The first deadline it set was that the business of the opening plenary, under former United States senator George Mitchell, including the launch of the three-stranded negotiations should be completed "not later than the end of July".

The parties agreed to meet on Wednesday this week and to adjourn again for the summer holidays until 15 September - the first meeting of the "substantive talks" to which Sinn Fein will be invited, following the restoration of the IRA ceasefire. To gain seats at the negotiating table, Sinn Fein will have to sign up to the Mitchell principles, which Tony Blair said on 25 June included "not only the total disarmament of all paramilitary organisations and the renunciation of force or the threat of force but also action to prevent so-called punishment killings and beatings".

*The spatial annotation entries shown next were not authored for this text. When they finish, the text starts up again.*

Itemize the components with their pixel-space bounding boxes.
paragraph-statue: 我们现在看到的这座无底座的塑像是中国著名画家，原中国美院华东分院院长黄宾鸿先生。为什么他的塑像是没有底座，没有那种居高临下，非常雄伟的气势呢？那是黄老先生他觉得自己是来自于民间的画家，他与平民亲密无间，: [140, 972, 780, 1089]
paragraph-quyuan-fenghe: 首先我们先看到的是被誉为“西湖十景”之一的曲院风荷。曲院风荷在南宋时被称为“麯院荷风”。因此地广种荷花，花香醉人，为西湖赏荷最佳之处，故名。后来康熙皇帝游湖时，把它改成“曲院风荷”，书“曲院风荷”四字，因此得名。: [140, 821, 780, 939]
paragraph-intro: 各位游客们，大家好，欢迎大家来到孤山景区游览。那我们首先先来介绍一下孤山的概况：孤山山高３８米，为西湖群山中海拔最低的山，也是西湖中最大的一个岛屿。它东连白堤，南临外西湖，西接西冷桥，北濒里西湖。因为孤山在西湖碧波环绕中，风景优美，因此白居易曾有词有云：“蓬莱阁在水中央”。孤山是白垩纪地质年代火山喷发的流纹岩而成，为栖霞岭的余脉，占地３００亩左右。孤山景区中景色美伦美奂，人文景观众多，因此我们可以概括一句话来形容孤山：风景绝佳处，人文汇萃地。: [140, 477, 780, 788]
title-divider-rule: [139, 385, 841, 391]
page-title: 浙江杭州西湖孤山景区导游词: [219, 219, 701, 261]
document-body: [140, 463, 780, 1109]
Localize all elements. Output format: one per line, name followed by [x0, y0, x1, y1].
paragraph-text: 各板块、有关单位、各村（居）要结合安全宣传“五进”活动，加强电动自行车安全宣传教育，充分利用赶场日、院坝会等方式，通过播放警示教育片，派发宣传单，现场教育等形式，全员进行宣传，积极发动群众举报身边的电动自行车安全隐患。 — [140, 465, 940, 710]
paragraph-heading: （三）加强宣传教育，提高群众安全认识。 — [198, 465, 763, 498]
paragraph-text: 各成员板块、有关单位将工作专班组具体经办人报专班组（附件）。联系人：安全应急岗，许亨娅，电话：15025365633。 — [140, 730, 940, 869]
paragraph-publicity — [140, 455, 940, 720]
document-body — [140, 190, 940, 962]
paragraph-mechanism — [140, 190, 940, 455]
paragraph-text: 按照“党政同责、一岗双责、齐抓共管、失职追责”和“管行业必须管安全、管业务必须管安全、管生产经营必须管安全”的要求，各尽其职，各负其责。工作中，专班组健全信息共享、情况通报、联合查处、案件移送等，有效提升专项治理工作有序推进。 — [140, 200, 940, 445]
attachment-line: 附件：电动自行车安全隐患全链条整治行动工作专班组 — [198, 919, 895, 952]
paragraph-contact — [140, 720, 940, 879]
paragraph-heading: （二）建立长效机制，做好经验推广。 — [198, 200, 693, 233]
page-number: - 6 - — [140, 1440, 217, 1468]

The Government may seek to hold more meetings if Wednesday's meeting leads to a crisis in the talks, with the Unionists voting down the Government's proposals for decommissioning terrorist weapons.

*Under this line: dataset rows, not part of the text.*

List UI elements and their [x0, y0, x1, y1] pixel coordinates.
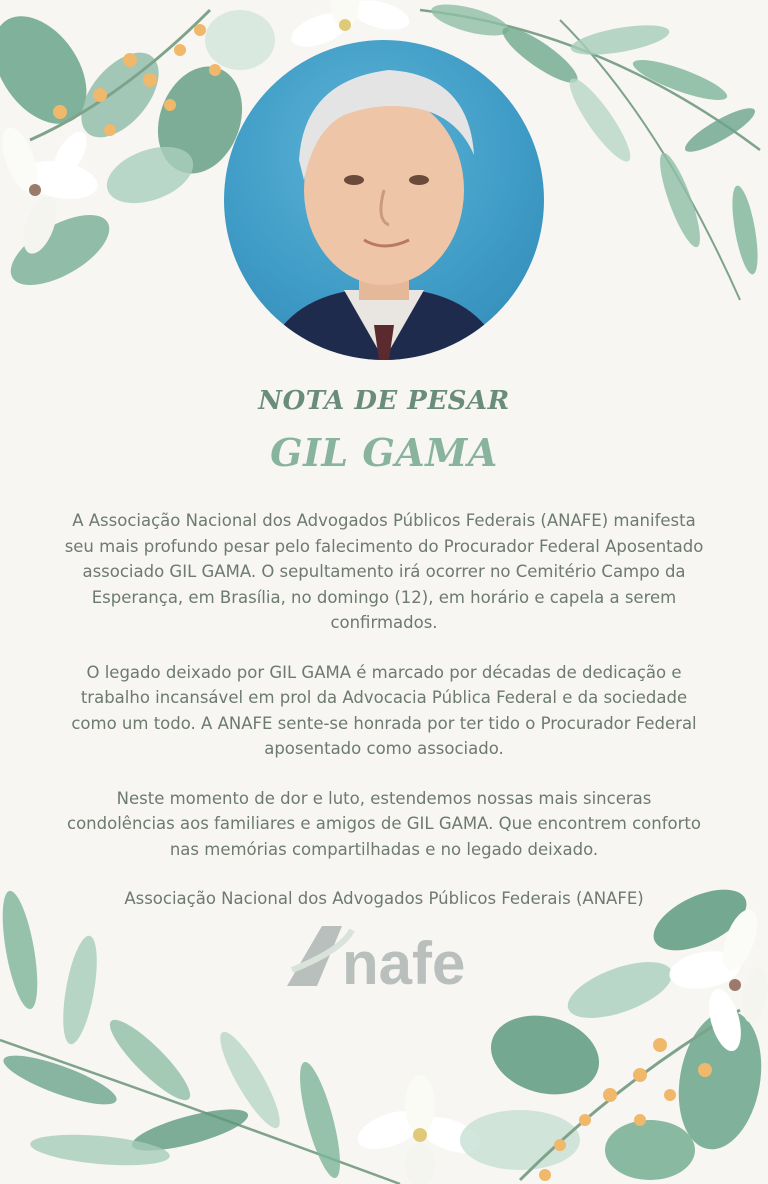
logo-wordmark: nafe	[342, 930, 466, 992]
paragraph: A Associação Nacional dos Advogados Públicos Federais (ANAFE) manifesta seu mais profundo pesar pelo falecimento do Procurador Federal Aposentado associado GIL GAMA. O sepultamento irá ocorrer no Cemitério Campo da Esperança, em Brasília, no domingo (12), em horário e capela a serem confirmados.	[64, 511, 704, 632]
portrait-figure-icon	[224, 40, 544, 360]
portrait-photo	[224, 40, 544, 360]
heading: NOTA DE PESAR	[258, 386, 510, 416]
message-body	[64, 508, 704, 936]
bottom-floral-decoration	[0, 880, 768, 1184]
bottom-left-leaves-icon	[0, 888, 400, 1184]
paragraph: Neste momento de dor e luto, estendemos nossas mais sinceras condolências aos familiares e amigos de GIL GAMA. Que encontrem conforto nas memórias compartilhadas e no legado deixado.	[67, 788, 701, 859]
signature: Associação Nacional dos Advogados Públicos Federais (ANAFE)	[124, 889, 644, 908]
deceased-name: GIL GAMA	[270, 430, 498, 475]
paragraph: O legado deixado por GIL GAMA é marcado por décadas de dedicação e trabalho incansável em prol da Advocacia Pública Federal e da sociedade como um todo. A ANAFE sente-se honrada por ter tido o Procurador Federal aposentado como associado.	[71, 662, 697, 758]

To reassure the Unionists, the chairman of the decommissioning body will be announced by the end of July. He is expected to be John de Chastelain, the former chief of the Canadian defence forces. The members of the body will be appointed in August, to start work in September before the first substantive cross-party talks. Their aim is to have decommissioning plans ready to begin in parallel with the talks.

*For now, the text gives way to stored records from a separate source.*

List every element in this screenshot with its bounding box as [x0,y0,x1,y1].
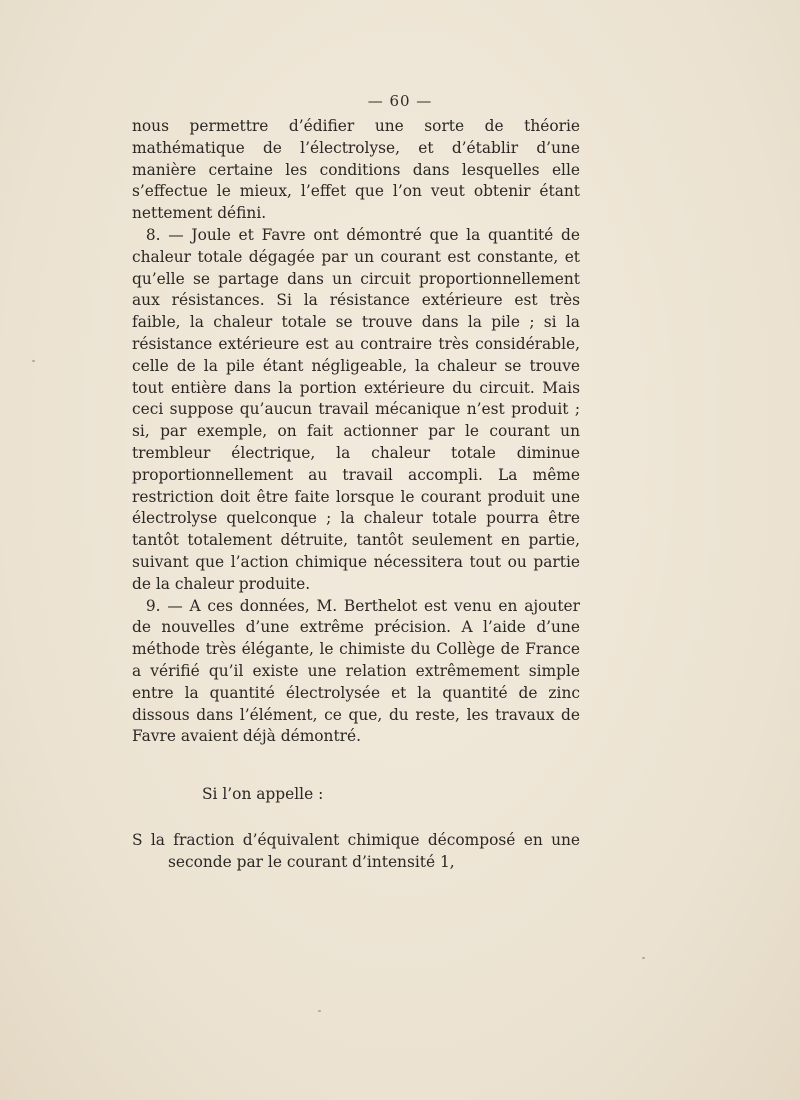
page-body [132,116,580,874]
paragraph-section-8: 8. — Joule et Favre ont démontré que la quantité de chaleur totale dégagée par un courant est constante, et qu’elle se partage dans un circuit proportionnellement aux résistances. Si la résistance extérieure est très faible, la chaleur totale se trouve dans la pile ; si la résistance extérieure est au contraire très considérable, celle de la pile étant négligeable, la chaleur se trouve tout entière dans la portion extérieure du circuit. Mais ceci suppose qu’aucun travail mécanique n’est produit ; si, par exemple, on fait actionner par le courant un trembleur électrique, la chaleur totale diminue proportionnellement au travail accompli. La même restriction doit être faite lorsque le courant produit une électrolyse quelconque ; la chaleur totale pourra être tantôt totalement détruite, tantôt seulement en partie, suivant que l’action chimique nécessitera tout ou partie de la chaleur produite. [132,225,580,593]
page-number: — 60 — [367,92,433,110]
paper-speck [32,360,35,362]
paragraph-section-9: 9. — A ces données, M. Berthelot est venu en ajouter de nouvelles d’une extrême précision. A l’aide d’une méthode très élégante, le chimiste du Collège de France a vérifié qu’il existe une relation extrêmement simple entre la quantité électrolysée et la quantité de zinc dissous dans l’élément, ce que, du reste, les travaux de Favre avaient déjà démontré. [132,596,580,746]
paper-speck [318,1010,321,1012]
paper-speck [642,957,645,959]
paragraph-continuation: nous permettre d’édifier une sorte de théorie mathématique de l’électrolyse, et d’établir d’une manière certaine les conditions dans lesquelles elle s’effectue le mieux, l’effet que l’on veut obtenir étant nettement défini. [132,117,580,223]
definitions-lead-in: Si l’on appelle : [202,785,324,804]
definition-item-s: S la fraction d’équivalent chimique décomposé en une seconde par le courant d’intensité 1, [132,830,580,871]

The key deadline is May 1998 - the month set by the two governments for ending the substantive talks and for putting the proposals on the future of Northern Ireland to the people in referendums, north and south.

But the timetable is littered with obstacles. The Unionists, if they agree to join the talks with Sinn Fein, want an early start to the decommissioning of weapons, with arms being handed over during the talks process.